CVS Health Corp. formally announced a massive bid to purchase health insurer Aetna Inc., in the largest managed-care deal in more than two years.
The deal is valued at about $69 billion, or $207 per share — higher than the $66 billion price tag rumored in recent media reports. It consists of $145 in cash and 0.8378 of a CVS share for each Aetna share, according to a Dec. 3 merger announcement. Including the assumption of Aetna's debt, the total value of the transaction is $77 billion.
The transaction is expected to close in the second half of 2018, subject to approval by CVS and Aetna shareholders, regulatory approvals and other customary closing conditions. At closing, Aetna shareholders will own approximately 22% of the combined company and CVS shareholders will own approximately 78%. The deal is expected to result in low- to mid-single-digit accretion in the second full year after the close of the transaction, according to the merger release. This includes the ability to deliver $750 million in near-term synergies.
Over the longer term, the companies said the merger "has the potential to deliver significant incremental value as it will spur the development of new products and generate significant new growth opportunities as a uniquely integrated retailer, pharmacy benefits manager and health plan."
CVS plans to fund the cash portion of the deal through a combination of existing cash on hand and debt financing. The transaction is not contingent on the company receiving financing. Barclays, Goldman Sachs and Bank of America Merrill Lynch are providing $49 billion of financing commitments.

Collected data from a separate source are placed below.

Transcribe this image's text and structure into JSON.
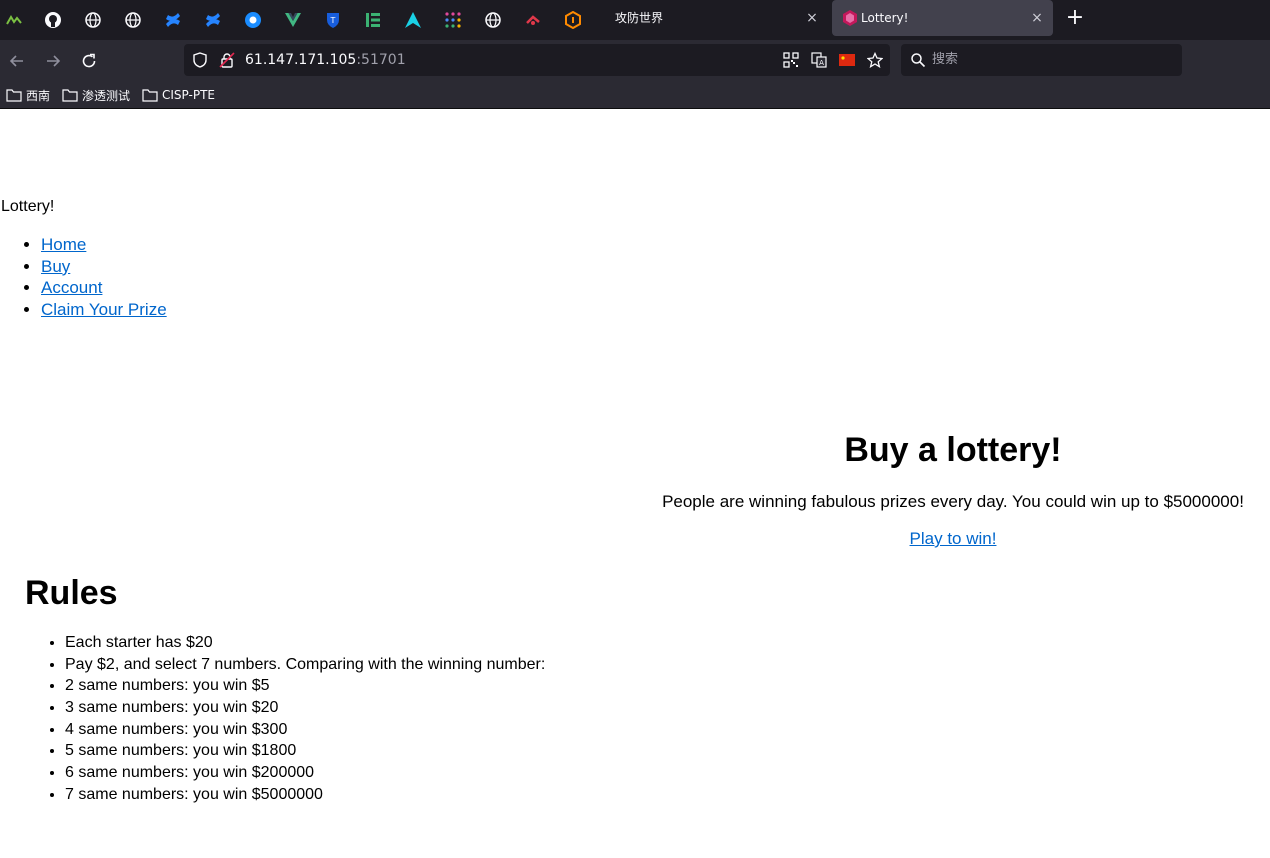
{
  "browser": {
    "tabs": [
      {
        "label": "攻防世界",
        "active": false
      },
      {
        "label": "Lottery!",
        "active": true
      }
    ],
    "new_tab_label": "+",
    "close_glyph": "×",
    "url_host": "61.147.171.105",
    "url_port": ":51701",
    "search_placeholder": "搜索",
    "bookmarks": [
      {
        "label": "西南"
      },
      {
        "label": "渗透测试"
      },
      {
        "label": "CISP-PTE"
      }
    ],
    "icons": [
      "github-icon",
      "globe-icon",
      "confluence-icon",
      "chrome-icon",
      "vue-icon",
      "bitwarden-icon",
      "elementor-icon",
      "arch-icon",
      "grid-icon",
      "tomato-icon",
      "lottery-favicon"
    ],
    "accent_color": "#0066cc"
  },
  "page": {
    "site_title": "Lottery!",
    "nav": [
      {
        "label": "Home"
      },
      {
        "label": "Buy"
      },
      {
        "label": "Account"
      },
      {
        "label": "Claim Your Prize"
      }
    ],
    "hero": {
      "heading": "Buy a lottery!",
      "text": "People are winning fabulous prizes every day. You could win up to $5000000!",
      "cta": "Play to win!"
    },
    "rules": {
      "heading": "Rules",
      "items": [
        "Each starter has $20",
        "Pay $2, and select 7 numbers. Comparing with the winning number:",
        "2 same numbers: you win $5",
        "3 same numbers: you win $20",
        "4 same numbers: you win $300",
        "5 same numbers: you win $1800",
        "6 same numbers: you win $200000",
        "7 same numbers: you win $5000000"
      ]
    }
  }
}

At closing, three Aetna directors, including Aetna Chairman and CEO Mark Bertolini, will join the CVS board. Aetna's management team will also play "significant" roles in the combined company, according to the merger release. Aetna will operate as a stand-alone unit within the broader CVS business and will be led by members of the existing management team.
Barclays and Goldman Sachs are serving as financial advisers to CVS, and Centerview Partners also provided financial advice to the CVS board. Shearman & Sterling LLP, Dechert LLP, and McDermott Will & Emery LLP provided legal advice to the buyer.
Lazard and Allen & Company LLC are serving as financial advisers to Aetna and Evercore is serving as financial adviser to the insurer's board. Davis Polk & Wardwell LLP is acting as Aetna's legal adviser.
The largest managed-care deal in years
Both companies have been in deal talks since October, according to news reports. If approved by federal regulators, the deal would put a chain of retail pharmacies, a pharmacy benefit manager and a healthcare provider under the control of a single company.
The insurance department for Connecticut, where Aetna is domiciled, will "thoroughly review" the proposed transaction, said Katharine Wade, the state's insurance commissioner.
"The Department has not yet received a formal application, known as a Form A, from the acquiring party — in this case CVS. Per state statute, the review will include a public hearing once the Department deems the application is complete," Wade said in a statement provided to S&P Global Market Intelligence after the deal was announced Dec. 3.
Analysts said the only regulatory hurdle would likely be both companies' Medicare Part D drug benefit. Medicare Part D is federally funded insurance for seniors that subsidizes prescription drug coverage.
Jefferies equity analyst David Windley said in an interview that the Part D component could be easily divested or adjusted to satisfy regulators.
The purchase would also pave the way for CVS to offer more healthcare services at some or all of its retail locations. The chain operates about 9,700 stores in 49 states, Puerto Rico, Washington, D.C. and in Brazil, according to S&P Capital IQ.
Revamping CVS stores to accommodate those additional services would likely require significant investment beyond the purchase price, Cowen analysts wrote in a research note in October.

According to an S&P Global Market Intelligence analysis of the largest managed care deals since 2015, the Aetna-CVS merger tops the list by billions of dollars.
Analysts have suggested that CVS might be pursuing a deal with Aetna in an attempt to diversify its operations in case e-commerce giant Amazon.com Inc. enters the pharmacy business.
Publicly, CVS executives said Amazon would have difficultly navigating government regulations on pharmaceuticals as well as replicating the relationships that brick-and-mortar pharmacies have created with customers.
At the same time, CVS said in November that it would expand home delivery options, including same-day delivery for prescription drugs and some general merchandise to customers in certain large cities.